Research data serving. Making tick data efficiently accessible for research workflows — the backtesting engine that requests tick data for a specific instrument and time range, the Python research notebook that loads a day's ticks for analysis, the real-time strategy that queries the recent tick history for indicator initialisation.
Research data APIs — the endpoints that expose tick data to consuming systems with the query interface that research workflows require. Instrument and time range queries that retrieve all ticks for a specified instrument between two timestamps. Filtered queries that return only trades (excluding quote ticks) or only ticks above a minimum size threshold. Aggregation queries that return pre-computed bar data for a specified bar type and resolution.
Data access libraries for Python research workflows — the client library that wraps the data API with the Pandas-compatible interface that quantitative researchers use. Loading tick data for a specific instrument and date as a Pandas DataFrame with a single function call — the data access pattern that allows research notebooks to focus on analysis rather than data retrieval plumbing.
Technologies Used
- Rust — ultra-high-performance tick data ingestion, real-time bar construction, order flow calculation, data validation pipeline
- Python — research data processing, statistical analysis, Pandas-compatible data access libraries, alternative data integration
- C# / ASP.NET Core — exchange feed integration, data vendor connectivity, REST API for research data serving
- TimescaleDB / PostgreSQL — tick data storage with time-series query optimisation and automatic partitioning
- ClickHouse — columnar analytical database for high-throughput tick data queries at research scale
- Parquet / Apache Arrow — columnar file format for efficient tick data storage and Python research stack compatibility
- Redis — real-time tick state, recent tick cache for indicator initialisation, processing coordination
- Apache Kafka — high-throughput tick data ingestion pipeline and distribution to multiple consuming systems
- AWS S3 / object storage — cost-effective large-scale tick data archival
- WebSocket — real-time exchange feed connectivity for tick data capture
- Binance / Bybit / Kraken WebSocket APIs — cryptocurrency tick data capture
- Interactive Brokers TWS API — equity and futures tick data
- Polygon.io / Refinitiv APIs — professional tick data vendor integration
- NumPy / Pandas / PyArrow — Python numerical computation for tick data analysis
Tick Data as Research Infrastructure
The quality of quantitative research is bounded by the resolution and quality of the data it is conducted on. Research conducted on daily bars cannot detect the intraday patterns that tick data reveals. Research conducted on tick data with undetected errors produces conclusions that do not hold in live trading. Backtesting on constructed bars rather than the underlying tick data misses the execution realities — the intrabar price movement, the spread costs, the partial fill probabilities — that tick-accurate backtesting captures.

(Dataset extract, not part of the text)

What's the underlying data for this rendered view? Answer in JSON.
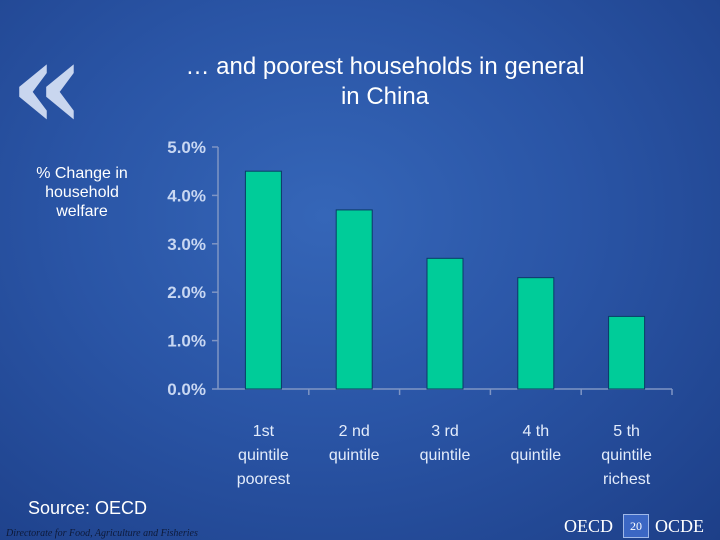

Tick data processing infrastructure that captures data completely, validates it rigorously, stores it efficiently, and serves it to research and production systems through well-designed interfaces is the research foundation that systematic trading operations build on. The investment in this infrastructure is recovered in the quality of research it enables and the accuracy of the live systems it supports.
High-Resolution Data for High-Resolution Analysis
Tick data contains information that bar data discards. The analysis and systems that use tick data see the market at its actual resolution rather than at the resolution that data summarisation imposes. Custom tick data processing infrastructure built for the specific instruments, the specific resolution requirements, and the specific research and production use cases of the operation provides the data foundation that high-resolution analysis requires.